Washington—Senator Dianne Feinstein (D-Calif.) today released the following statement after Republicans released the final text of their tax bill that would raise taxes on millions of American families:
“I’m surprised anyone can call this a tax reform bill with a straight face. This is nothing more than a huge tax cut for big corporations and the rich, paid for by the middle class.
“It’s the height of hypocrisy for Republicans to vote for a tax cut that would add at least $1 trillion to the deficit after spending eight years railing against the national debt. Republicans who say we can’t afford programs to help middle-class families seem to have no qualms about spending $1 trillion on corporations and the wealthiest people in this country.
“Written completely in secret, Republicans are rushing to vote on a bill that never received a public hearing with outside groups and without any Democratic input or support.

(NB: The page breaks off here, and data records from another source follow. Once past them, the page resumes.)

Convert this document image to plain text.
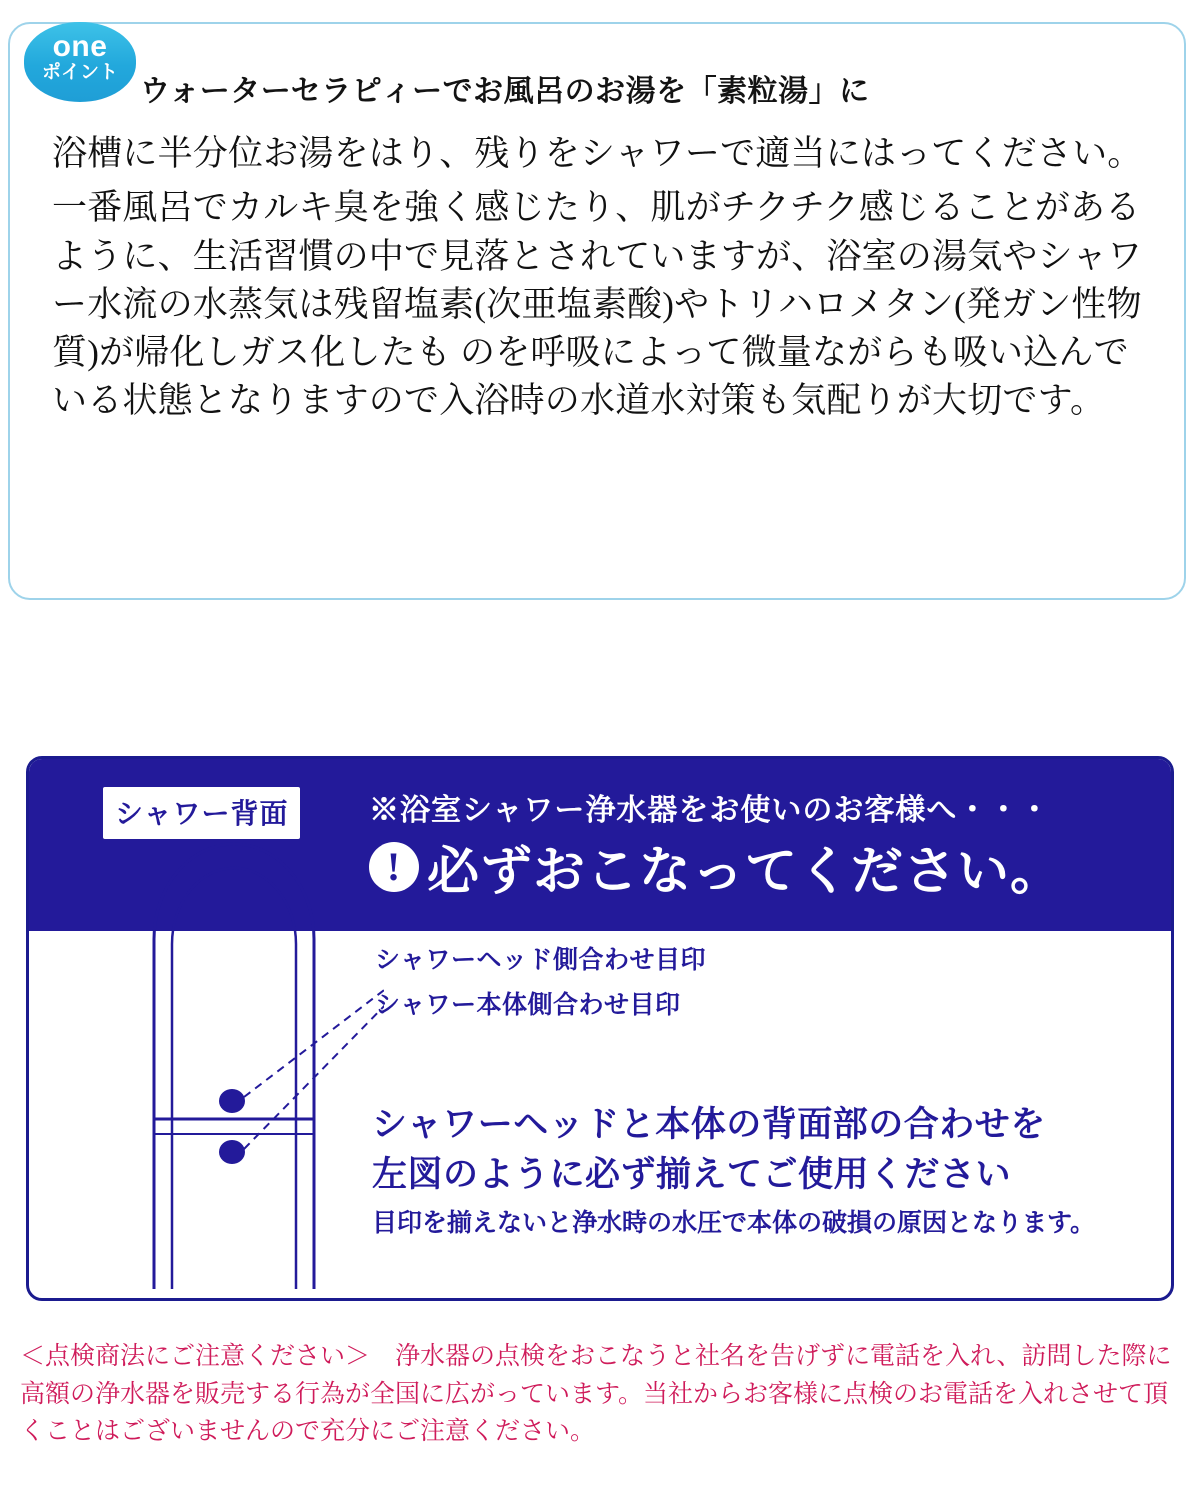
one
ポイント
ウォーターセラピィーでお風呂のお湯を「素粒湯」に

浴槽に半分位お湯をはり、残りをシャワーで適当にはってください。

一番風呂でカルキ臭を強く感じたり、肌がチクチク感じることがあるように、生活習慣の中で見落とされていますが、浴室の湯気やシャワー水流の水蒸気は残留塩素(次亜塩素酸)やトリハロメタン(発ガン性物質)が帰化しガス化したも のを呼吸によって微量ながらも吸い込んでいる状態となりますので入浴時の水道水対策も気配りが大切です。

シャワー背面	※浴室シャワー浄水器をお使いのお客様へ・・・
! 必ずおこなってください。
シャワーヘッド側合わせ目印
シャワー本体側合わせ目印
シャワーヘッドと本体の背面部の合わせを
左図のように必ず揃えてご使用ください
目印を揃えないと浄水時の水圧で本体の破損の原因となります。
＜点検商法にご注意ください＞　浄水器の点検をおこなうと社名を告げずに電話を入れ、訪問した際に高額の浄水器を販売する行為が全国に広がっています。当社からお客様に点検のお電話を入れさせて頂くことはございませんので充分にご注意ください。
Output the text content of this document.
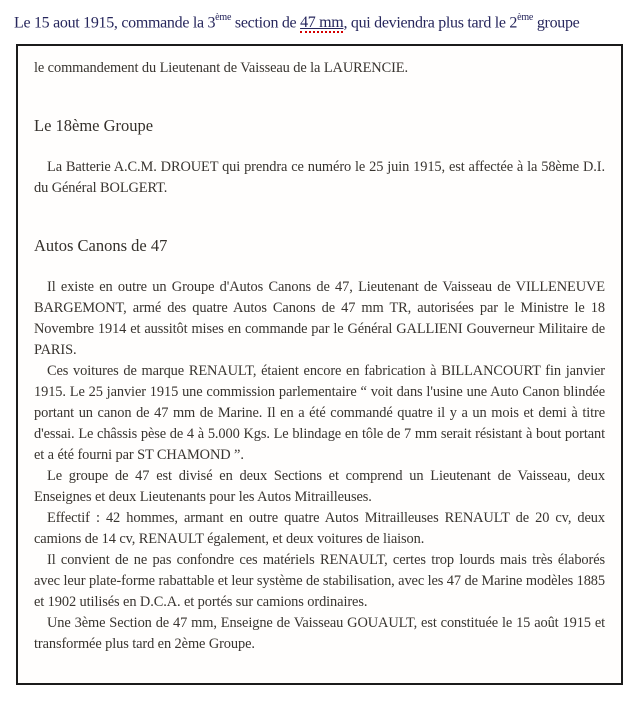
Le 15 aout 1915, commande la 3ème section de 47 mm, qui deviendra plus tard le 2ème groupe

le commandement du Lieutenant de Vaisseau de la LAURENCIE.

Le 18ème Groupe

La Batterie A.C.M. DROUET qui prendra ce numéro le 25 juin 1915, est affectée à la 58ème D.I. du Général BOLGERT.

Autos Canons de 47

Il existe en outre un Groupe d'Autos Canons de 47, Lieutenant de Vaisseau de VILLENEUVE BARGEMONT, armé des quatre Autos Canons de 47 mm TR, autorisées par le Ministre le 18 Novembre 1914 et aussitôt mises en commande par le Général GALLIENI Gouverneur Militaire de PARIS.

Ces voitures de marque RENAULT, étaient encore en fabrication à BILLANCOURT fin janvier 1915. Le 25 janvier 1915 une commission parlementaire “ voit dans l'usine une Auto Canon blindée portant un canon de 47 mm de Marine. Il en a été commandé quatre il y a un mois et demi à titre d'essai. Le châssis pèse de 4 à 5.000 Kgs. Le blindage en tôle de 7 mm serait résistant à bout portant et a été fourni par ST CHAMOND ”.

Le groupe de 47 est divisé en deux Sections et comprend un Lieutenant de Vaisseau, deux Enseignes et deux Lieutenants pour les Autos Mitrailleuses.

Effectif : 42 hommes, armant en outre quatre Autos Mitrailleuses RENAULT de 20 cv, deux camions de 14 cv, RENAULT également, et deux voitures de liaison.

Il convient de ne pas confondre ces matériels RENAULT, certes trop lourds mais très élaborés avec leur plate-forme rabattable et leur système de stabilisation, avec les 47 de Marine modèles 1885 et 1902 utilisés en D.C.A. et portés sur camions ordinaires.

Une 3ème Section de 47 mm, Enseigne de Vaisseau GOUAULT, est constituée le 15 août 1915 et transformée plus tard en 2ème Groupe.
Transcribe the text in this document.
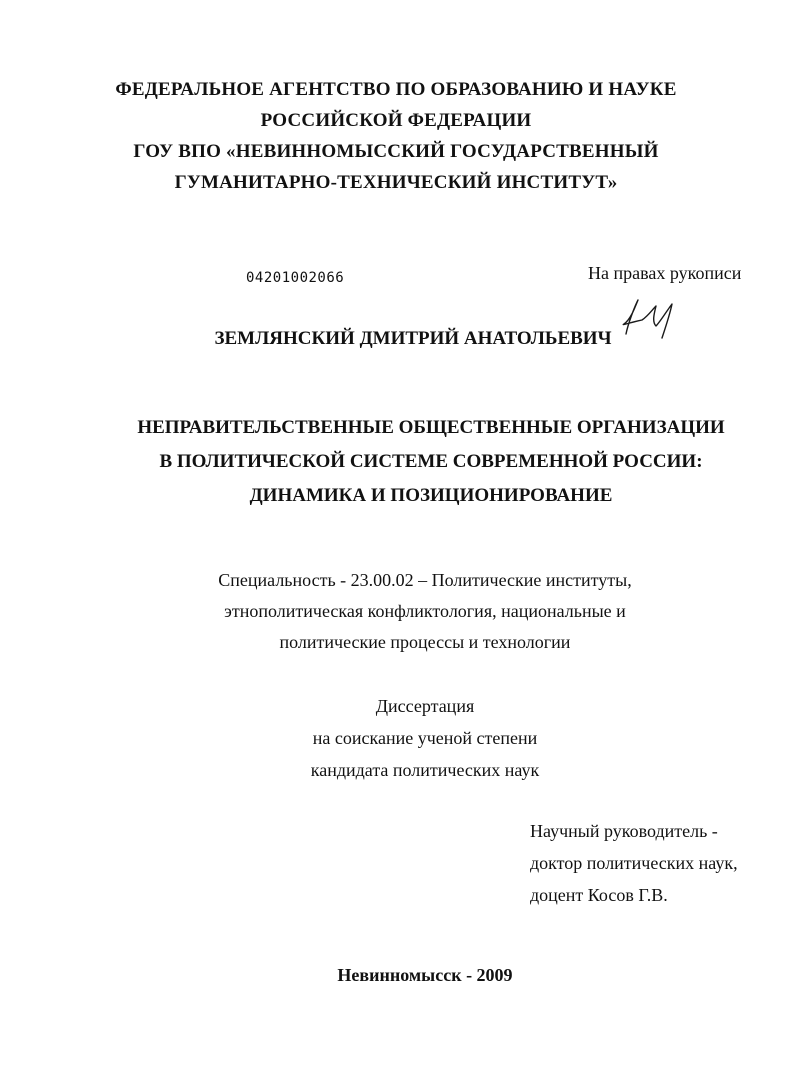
ФЕДЕРАЛЬНОЕ АГЕНТСТВО ПО ОБРАЗОВАНИЮ И НАУКЕ
РОССИЙСКОЙ ФЕДЕРАЦИИ
ГОУ ВПО «НЕВИННОМЫССКИЙ ГОСУДАРСТВЕННЫЙ
ГУМАНИТАРНО-ТЕХНИЧЕСКИЙ ИНСТИТУТ»
04201002066	На правах рукописи
ЗЕМЛЯНСКИЙ ДМИТРИЙ АНАТОЛЬЕВИЧ
НЕПРАВИТЕЛЬСТВЕННЫЕ ОБЩЕСТВЕННЫЕ ОРГАНИЗАЦИИ
В ПОЛИТИЧЕСКОЙ СИСТЕМЕ СОВРЕМЕННОЙ РОССИИ:
ДИНАМИКА И ПОЗИЦИОНИРОВАНИЕ
Специальность - 23.00.02 – Политические институты,
этнополитическая конфликтология, национальные и
политические процессы и технологии
Диссертация
на соискание ученой степени
кандидата политических наук
Научный руководитель -
доктор политических наук,
доцент Косов Г.В.
Невинномысск - 2009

“This bill is one of the most irresponsible I’ve seen. In addition to driving up the deficit, it will increase health care premiums in the individual market by 10 percent each year, leave 13 million more Americans without health insurance and threaten to destroy a pristine section of the Alaskan wilderness. This is an awful bill.”
Raises Taxes on the Middle Class
The bill shifts the tax burden onto the middle class. Meanwhile, it lowers the top rate from 39.6 percent to 37 percent for the richest individuals.
Windfall for Corporations
The Republican tax bill permanently slashes the corporate tax rate from 35 percent to 21 percent, while the lower rates for individuals will expire in 2026. It also repeals the corporate Alternative Minimum Tax, allowing companies to drive their effective tax rate down further.
State and Local Tax Deduction
The bill significantly weakens the deduction for state and local taxes, or SALT, paid by individuals. This provision in our tax code has prevented the double taxation of income since 1913. The bill the caps the deduction for state and local taxes, including income, sales and property taxes, at $10,000. In 2015, more than 6 million California households claimed the SALT deduction with an average deduction of $18,400. In 33 California counties, the average SALT deduction in 2015 was more than $10,000.
Mortgage Interest Deduction
The bill caps the mortgage interest deduction at $750,000 for new mortgages. In California, seven counties have average home prices that are more than $750,000: Alameda, Marin, Orange, San Francisco, San Mateo, Santa Clara and Santa Cruz counties.
Increases the Deficit
According to the latest Joint Committee on Taxation analysis, the Republican plan would not generate enough growth to pay for the lost revenue. It would add more than $1.4 trillion to the deficit over the next 10 years, while economic growth would only generate approximately $400 billion in new revenue.
Medicare, Medicaid and Social Security
The increased deficit could automatically trigger across-the-board cuts to important social safety net programs, including $25 billion in Medicare cuts. The increased deficit could also be used as an excuse by Republicans to enact future cuts to Medicare, Medicaid, Social Security and other domestic programs to pay for the lost revenue.
Attacks the Affordable Care Act
The bill repeals the individual mandate which would increase health care premiums by more than 10 percent in the individual market and would leave 13 million more Americans without health insurance.